None of this is to suggest that Xi’s stance is the direct cause of Putin’s latest escalation, any more than it was the cause of the invasion in the first place. But treating Chinese displeasure at the course of the war as if this is a potential restraining influence gets things the wrong way round. Xi’s famous criticism of the Communist Party leaders in Moscow over the fall of the Soviet Union—“Nobody was a real man. Nobody came out to resist.”—is revealing. Putin is unlikely to have left Samarkand believing that the Chinese leadership wants to see compromise and de-escalation. More plausible is that Xi wanted to see a path to an outcome that resembles a Russian victory, and fast.


As the War Intensifies, India’s Tightrope Walk Will Get Tougher

Garima MohanSenior Fellow, Asia Program

Since Russia’s invasion of Ukraine, India has been walking a tightrope. Its criticism of the war has been coded. New Delhi has chosen to convey this not by calling Russia out directly but by focusing instead on underlining its support for “territorial integrity and sovereignty,” by reiterating its respect for international law and the UN charter, and by calling for a cessation of violence and a return to “the path of diplomacy and dialogue. Prime Minister Narendra Modi has been in contact with Presidents Volodymyr Zelensky and Vladimir Putin, and New Delhi has provided humanitarian assistance to Kyiv. This muted approach and refusal to criticize Russia openly has resulted in criticism and frustration among India’s Western partners, amplified by its abstentions on key UN votes.

As the war has continued and worsened, however, India’s position has become tougher and it has conveyed its growing disapproval of Russia’s actions. The first such turn came after the atrocities in Bucha, which India condemned “unequivocally” and for which it has supported calls for an independent UN enquiry. Another remarkable change was when Modi expressed his concerns over Ukraine publicly at the recent meeting of the Shanghai Cooperation Organization in Samarkand, saying to Putin that “today’s era is not the era of war.”

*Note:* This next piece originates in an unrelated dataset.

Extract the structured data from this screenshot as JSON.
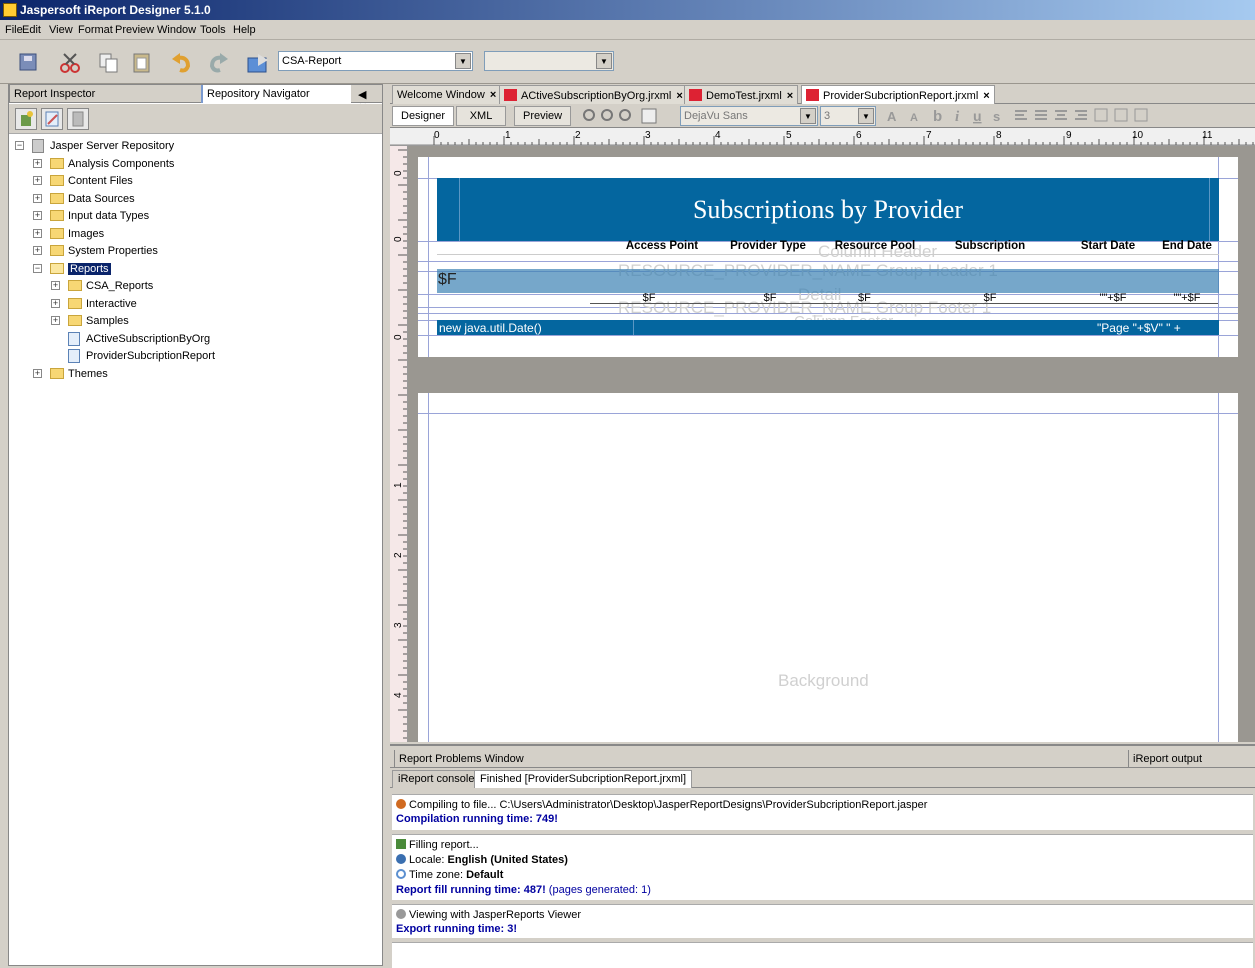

A lot has been made of Modi’s statement in Samarkand, but it showed the limits to actors like India being able to influence Russia’s actions when almost immediately afterward Putin announced the new phase of escalation of the war. Some Western countries, particularly in Europe, have been asking for India to play a mediating role in the conflict, but Samarkand showed this is not plausible.

In fact, India and Russia started drifting apart long before the war, especially as India moved closer to the United States and other partners in the West while the Russia-China partnership deepened. Their relationship is based on the one major pillar of defense equipment and technology, but over the last decade New Delhi has been diversifying its defense procurements, turning to partners like France, Israel, and the United States in a bid to reduce its dependence on Moscow. India’s diplomatic interactions with the West far outnumber those with Russia, its partnership with the Quad countries is now central to its foreign policy, and even its political and diplomatic investments in Europe have increased considerably in the last decade. While it might not seem like it right now, the war in Ukraine will only accelerate these trends as Russia becomes even more isolated and less reliable as a partner.

It is not clear yet if India’s strategy and response to the war will pay off yet. It is also not clear what is the threshold beyond which Russia’s actions will prompt public criticism in India. New Delhi is hoping that by avoiding this, it can draw Moscow away from Beijing. China is after all the bigger and more pressing security concern for India. Some may argue that driving a wedge between Russia and China is already a lost cause. It is clear, however, that as the war intensifies, this tightrope walk for India will get tougher.